Consider the general case of an $\text{n-gon}$ (where $n$ is even). Consider any one of the $n$ points. From this point, if we join two other arbitrary points, we get a triangle. Our goal is to find the number of such triangles such that atleast one of the angles are obtuse.

From this one point, if one of the two other vertices are directly opposite to it (Only possible in even sided regular polygons, hence mentioned at the beginning) , then the angle subtended will be a right angle. thales' theorem

If the two vertices are on either side of this diagonal, then an acute angle is formed. Obtuse triangles will only be formed when both points are on the same side of the semi-polygon.

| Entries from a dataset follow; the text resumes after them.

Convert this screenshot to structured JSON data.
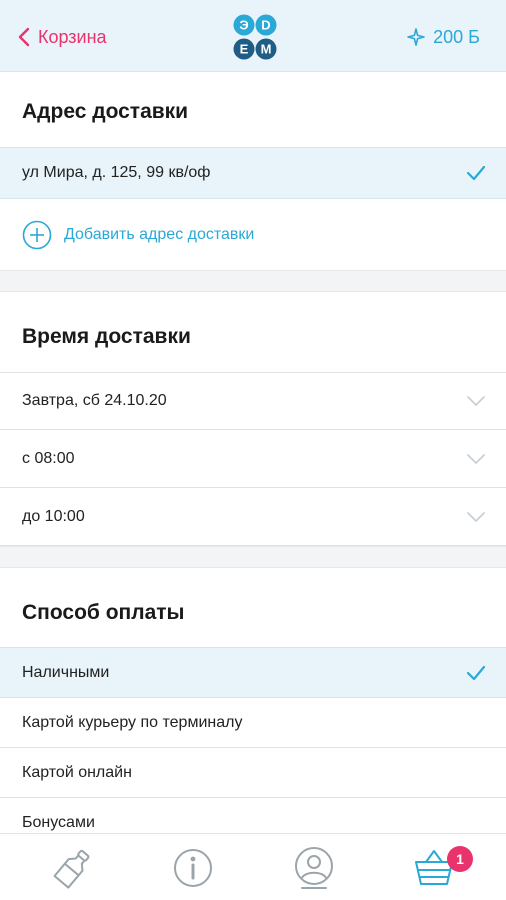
{
  "header": {
    "back_label": "Корзина",
    "bonus_label": "200 Б",
    "logo_letters": [
      "Э",
      "D",
      "E",
      "M"
    ]
  },
  "colors": {
    "accent_pink": "#e8336d",
    "accent_blue": "#2aa8d6",
    "header_bg": "#e8f4fa"
  },
  "address": {
    "title": "Адрес доставки",
    "selected_address": "ул Мира, д. 125, 99 кв/оф",
    "add_label": "Добавить адрес доставки"
  },
  "delivery_time": {
    "title": "Время доставки",
    "date": "Завтра, сб 24.10.20",
    "from": "с 08:00",
    "to": "до 10:00"
  },
  "payment": {
    "title": "Способ оплаты",
    "options": [
      "Наличными",
      "Картой курьеру по терминалу",
      "Картой онлайн",
      "Бонусами"
    ],
    "selected_index": 0
  },
  "tabbar": {
    "icons": [
      "bottle-icon",
      "info-icon",
      "profile-icon",
      "cart-icon"
    ],
    "cart_badge": "1"
  }
}
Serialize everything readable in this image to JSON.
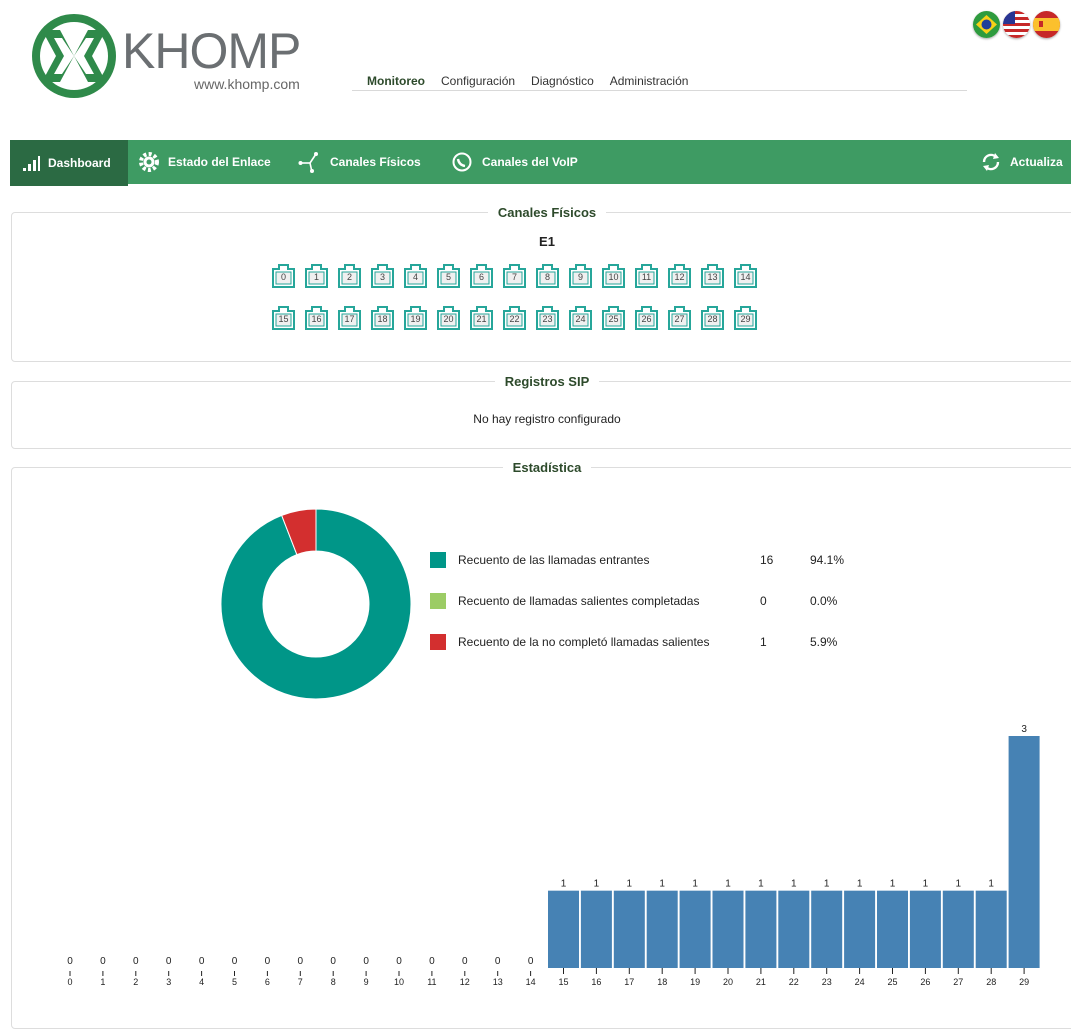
{
  "header": {
    "logo_text": "KHOMP",
    "logo_url": "www.khomp.com",
    "nav": [
      "Monitoreo",
      "Configuración",
      "Diagnóstico",
      "Administración"
    ]
  },
  "flags": [
    "brazil-flag-icon",
    "usa-flag-icon",
    "spain-flag-icon"
  ],
  "toolbar": {
    "dashboard": "Dashboard",
    "estado_enlace": "Estado del Enlace",
    "canales_fisicos": "Canales Físicos",
    "canales_voip": "Canales del VoIP",
    "actualizar": "Actualiza"
  },
  "canales_panel": {
    "title": "Canales Físicos",
    "span_label": "E1",
    "row1": [
      "0",
      "1",
      "2",
      "3",
      "4",
      "5",
      "6",
      "7",
      "8",
      "9",
      "10",
      "11",
      "12",
      "13",
      "14"
    ],
    "row2": [
      "15",
      "16",
      "17",
      "18",
      "19",
      "20",
      "21",
      "22",
      "23",
      "24",
      "25",
      "26",
      "27",
      "28",
      "29"
    ]
  },
  "sip_panel": {
    "title": "Registros SIP",
    "message": "No hay registro configurado"
  },
  "stats_panel": {
    "title": "Estadística",
    "legend": [
      {
        "label": "Recuento de las llamadas entrantes",
        "count": "16",
        "percent": "94.1%",
        "color": "#009688"
      },
      {
        "label": "Recuento de llamadas salientes completadas",
        "count": "0",
        "percent": "0.0%",
        "color": "#9ccc65"
      },
      {
        "label": "Recuento de la no completó llamadas salientes",
        "count": "1",
        "percent": "5.9%",
        "color": "#d32f2f"
      }
    ]
  },
  "colors": {
    "green_bar": "#3e9b63",
    "green_active": "#2b6a43",
    "port_teal": "#26a69a",
    "bar_blue": "#4682b4"
  },
  "chart_data": [
    {
      "type": "pie",
      "variant": "donut",
      "categories": [
        "Recuento de las llamadas entrantes",
        "Recuento de llamadas salientes completadas",
        "Recuento de la no completó llamadas salientes"
      ],
      "values": [
        16,
        0,
        1
      ],
      "colors": [
        "#009688",
        "#9ccc65",
        "#d32f2f"
      ]
    },
    {
      "type": "bar",
      "categories": [
        "0",
        "1",
        "2",
        "3",
        "4",
        "5",
        "6",
        "7",
        "8",
        "9",
        "10",
        "11",
        "12",
        "13",
        "14",
        "15",
        "16",
        "17",
        "18",
        "19",
        "20",
        "21",
        "22",
        "23",
        "24",
        "25",
        "26",
        "27",
        "28",
        "29"
      ],
      "values": [
        0,
        0,
        0,
        0,
        0,
        0,
        0,
        0,
        0,
        0,
        0,
        0,
        0,
        0,
        0,
        1,
        1,
        1,
        1,
        1,
        1,
        1,
        1,
        1,
        1,
        1,
        1,
        1,
        1,
        3
      ],
      "ylim": [
        0,
        3
      ],
      "color": "#4682b4",
      "data_labels": true,
      "grid": false
    }
  ]
}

Hence, the total number of ways to choose the remaining points is $\binom{\frac n2 -1}{2}$ . Therefore considering for each of the $n$ vertices, in total there would be $n \times \binom{\frac n2 -1}{2}$ or $\frac n2 \times (\frac n2 -1) \times (\frac n2 -2)$

Substituting $n=18$ yields $504$

Vertices is only the numbered dot. If we choose 1 and 3 as the end, there will be 1 obtuse triangle (123). If we choose 1 and 4 as the end, there will be 2 obtuse triangle (124;134). Beside if we choose 1 and 10 as the end, it only create right angle. Hence if we choose 1 as first end and 2-9 as the second end, we can create 1+2+3+4+5+6+7 = 28 obtuse triangle. Because there is 18 vertices, then total obtuse triangle is $28 \times 18 = 504$